This is the first in a series of informational items to make life a little easier and more productive. Some days there is even a joke.
Today it is about a new plug-in for Internet Explorer and Fox Fire that identifies malicious sites. It is free from www.siteadvisor.com that was recently purchased by MacAfee. They use bots to download software from 700,000 sites to see if they are malicious. They have looked at even more sites for pishing and excessive popups. They have signed up at hundreds of thousands of sites and measured the number of e-mails they get. They have analyzed the links to and from these sites to see if they link to bad sites.

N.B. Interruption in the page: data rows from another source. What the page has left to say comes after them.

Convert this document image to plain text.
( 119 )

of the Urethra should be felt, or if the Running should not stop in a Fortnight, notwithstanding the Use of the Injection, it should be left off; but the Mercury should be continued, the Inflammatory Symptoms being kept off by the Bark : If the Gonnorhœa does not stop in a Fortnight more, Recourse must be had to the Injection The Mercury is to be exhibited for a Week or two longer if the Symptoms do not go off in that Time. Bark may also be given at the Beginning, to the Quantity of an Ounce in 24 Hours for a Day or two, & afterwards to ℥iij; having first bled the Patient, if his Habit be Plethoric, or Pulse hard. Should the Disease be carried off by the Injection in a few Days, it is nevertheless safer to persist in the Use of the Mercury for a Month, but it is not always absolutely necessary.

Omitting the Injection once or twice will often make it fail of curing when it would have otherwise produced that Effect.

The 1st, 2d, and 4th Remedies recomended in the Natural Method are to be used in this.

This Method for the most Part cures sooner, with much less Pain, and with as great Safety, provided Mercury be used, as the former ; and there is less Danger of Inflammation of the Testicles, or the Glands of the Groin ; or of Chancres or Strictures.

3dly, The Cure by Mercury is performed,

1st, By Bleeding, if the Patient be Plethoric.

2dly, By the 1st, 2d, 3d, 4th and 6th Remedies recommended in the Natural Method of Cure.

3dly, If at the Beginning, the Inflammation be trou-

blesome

So, when you look for software to download and get thirty hits, some will have a red X next to them and others a green check. Which one will you download from?
Joke of the day:
A tourist walked into a pet shop near Microsoft's corporate headquarters and was looking at the animals on display. While he was there, another customer walked in and said to the shopkeeper, "I'll have a C monkey please." The shopkeeper nodded, went over to a cage at the side of the shop and took out a monkey. He fit a collar and leash, handed it to the customer, saying, "That'll be $5000." The customer paid and walked out with his monkey. Startled, the tourist went over to the shopkeeper and said, "That was a very expensive monkey. Most of them are only a few hundred dollars. Why did it cost so much? The shopkeeper answered, "Ah, that monkey can program a computer in C -- very fast, tight code, no bugs, well worth the money." The tourist looked at the monkey in another cage. "That one's even more expensive! $10,000! What does it do?" "Oh, that one's a C++ monkey; it can manage object-oriented programming, Visual C++, even some Java. All the really useful stuff," said the shopkeeper. The tourist looked around for a little longer and saw a third monkey in a cage of its own. The price tag around its neck read $50,000. He gasped to the shopkeeper, "That one costs more than all the other put together! What on earth does it do?" The shopkeeper replied, "Well, I haven't actually seen it do anything, but it says it's a systems architect."